Day v. SD Warren Company
July 22, 2016
Res Judicata Gradual Injury Spine
Summary from the Troubh Heisler Attorneys
Mr. Day worked at S.D. Warren as a pipefitter and welder. In a previous round of litigation he filed a petition claiming an acute cervical spine injury and a gradual use injury, both dated October 29, 2010. In March of 2013, the ALJ issued a decree that granted the petition as to the acute injury, but awarded no ongoing incapacity benefits. The ALJ did not address the gradual use injury. Mr. Day filed a motion for additional findings of fact, but his motion did not request findings related to the gradual use injury.
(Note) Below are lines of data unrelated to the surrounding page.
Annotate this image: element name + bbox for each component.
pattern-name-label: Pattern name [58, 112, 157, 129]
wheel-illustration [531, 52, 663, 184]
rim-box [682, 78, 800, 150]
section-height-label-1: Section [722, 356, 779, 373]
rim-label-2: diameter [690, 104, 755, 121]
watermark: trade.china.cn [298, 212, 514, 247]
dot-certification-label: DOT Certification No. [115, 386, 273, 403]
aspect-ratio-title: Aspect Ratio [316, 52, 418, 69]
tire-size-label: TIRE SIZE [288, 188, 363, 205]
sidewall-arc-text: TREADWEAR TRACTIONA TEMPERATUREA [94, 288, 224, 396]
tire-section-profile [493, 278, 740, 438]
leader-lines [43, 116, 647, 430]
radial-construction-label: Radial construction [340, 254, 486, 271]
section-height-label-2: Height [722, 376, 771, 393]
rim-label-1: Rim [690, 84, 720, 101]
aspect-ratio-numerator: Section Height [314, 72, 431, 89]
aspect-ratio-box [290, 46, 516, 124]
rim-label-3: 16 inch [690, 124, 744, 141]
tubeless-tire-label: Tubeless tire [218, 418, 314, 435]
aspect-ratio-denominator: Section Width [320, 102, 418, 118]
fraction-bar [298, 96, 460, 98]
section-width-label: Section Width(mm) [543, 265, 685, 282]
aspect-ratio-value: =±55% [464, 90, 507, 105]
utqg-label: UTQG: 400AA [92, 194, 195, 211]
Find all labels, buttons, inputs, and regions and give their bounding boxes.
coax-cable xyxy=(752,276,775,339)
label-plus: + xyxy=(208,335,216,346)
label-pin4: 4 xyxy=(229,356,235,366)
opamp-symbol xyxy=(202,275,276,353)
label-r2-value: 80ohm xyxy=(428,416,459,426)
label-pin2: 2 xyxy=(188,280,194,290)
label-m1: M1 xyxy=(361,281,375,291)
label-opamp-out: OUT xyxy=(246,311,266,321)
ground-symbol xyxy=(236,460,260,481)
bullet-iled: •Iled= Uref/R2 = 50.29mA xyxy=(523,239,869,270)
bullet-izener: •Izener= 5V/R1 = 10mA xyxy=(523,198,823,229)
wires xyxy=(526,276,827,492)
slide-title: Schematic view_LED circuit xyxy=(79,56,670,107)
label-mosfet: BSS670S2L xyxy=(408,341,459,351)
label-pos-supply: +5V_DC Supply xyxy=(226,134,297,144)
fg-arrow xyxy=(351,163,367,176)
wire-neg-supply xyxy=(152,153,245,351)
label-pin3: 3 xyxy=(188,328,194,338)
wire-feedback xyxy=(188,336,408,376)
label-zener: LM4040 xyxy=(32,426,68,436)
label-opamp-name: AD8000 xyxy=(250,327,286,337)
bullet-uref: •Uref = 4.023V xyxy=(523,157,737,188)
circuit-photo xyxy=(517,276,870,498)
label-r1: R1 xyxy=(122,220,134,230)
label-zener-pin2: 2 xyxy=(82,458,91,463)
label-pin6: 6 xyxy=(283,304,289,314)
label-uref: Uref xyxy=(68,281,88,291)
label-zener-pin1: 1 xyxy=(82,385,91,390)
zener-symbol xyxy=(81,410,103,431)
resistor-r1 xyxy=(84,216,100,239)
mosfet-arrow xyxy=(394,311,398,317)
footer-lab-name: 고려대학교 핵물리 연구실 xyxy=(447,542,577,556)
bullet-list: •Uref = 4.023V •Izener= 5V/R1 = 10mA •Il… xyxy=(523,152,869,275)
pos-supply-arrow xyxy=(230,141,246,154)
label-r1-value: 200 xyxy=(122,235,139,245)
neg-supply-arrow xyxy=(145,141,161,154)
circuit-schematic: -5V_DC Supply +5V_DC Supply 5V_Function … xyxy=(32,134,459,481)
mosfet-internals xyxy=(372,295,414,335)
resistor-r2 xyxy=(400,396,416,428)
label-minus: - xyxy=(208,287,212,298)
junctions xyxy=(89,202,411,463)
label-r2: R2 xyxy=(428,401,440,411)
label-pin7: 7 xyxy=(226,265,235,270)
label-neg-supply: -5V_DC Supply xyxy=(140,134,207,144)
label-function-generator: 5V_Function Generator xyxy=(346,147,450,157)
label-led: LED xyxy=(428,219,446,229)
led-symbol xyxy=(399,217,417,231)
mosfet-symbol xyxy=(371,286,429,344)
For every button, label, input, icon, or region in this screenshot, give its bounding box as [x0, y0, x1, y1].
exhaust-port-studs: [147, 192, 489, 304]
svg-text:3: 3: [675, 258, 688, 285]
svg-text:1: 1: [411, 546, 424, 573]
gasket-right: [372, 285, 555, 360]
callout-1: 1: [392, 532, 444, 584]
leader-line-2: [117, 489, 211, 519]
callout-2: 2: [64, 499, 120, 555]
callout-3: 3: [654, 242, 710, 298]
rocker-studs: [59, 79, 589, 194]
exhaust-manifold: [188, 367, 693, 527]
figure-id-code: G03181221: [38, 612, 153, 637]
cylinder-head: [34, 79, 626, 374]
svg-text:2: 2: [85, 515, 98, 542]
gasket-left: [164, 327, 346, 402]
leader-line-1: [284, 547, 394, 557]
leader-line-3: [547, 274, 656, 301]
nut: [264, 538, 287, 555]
On April 2, 2013, the ALJ issued an amended decision that did not alter the outcome.
In the current litigation, Mr. Day filed petitions claiming gradual injuries to his cervical spine manifesting December 10, 2010 and July 21, 2011. Judge Jerome denied the petitions, concluding that the prior March 2013 decision barred these gradual injury claims. Mr. Day appealed claiming that Judge Jerome erred in applying res judicata to his gradual injury claims because he alleged different dates of injury that were not previously litigated.
The panel affirmed Judge Jerome’s decision, holding that. “while res judicata does not preclude an award of benefits for one injury under the Workers’ Compensation Act when there has been a prior adjudication regarding a different injury, it can preclude an award when there was a prior adjudication regarding the same injury. The panel relied on Traussi v. B & G Foods, Inc. Me. W.C.B. No. 15-10, ¶ 10 (App. Div. 2015).
Judge Jerome determined that the gradual use injury in the second round of petitions was the same injury as asserted in the first round. There were no new facts in the present case that were not in the first case. Furthermore, although the ALJ in the first round of litigation made no findings related to the gradual use injury, Mr. Day requested no additional findings regarding the gradual injury. Therefore, Judge Jerome neither misconceived the law nor applied the law to the facts in an arbitrary or irrational fashion when determining that the gradual injuries alleged in the 2013 petitions were the same as that alleged in the previous petition, and were thus barred from relitigation.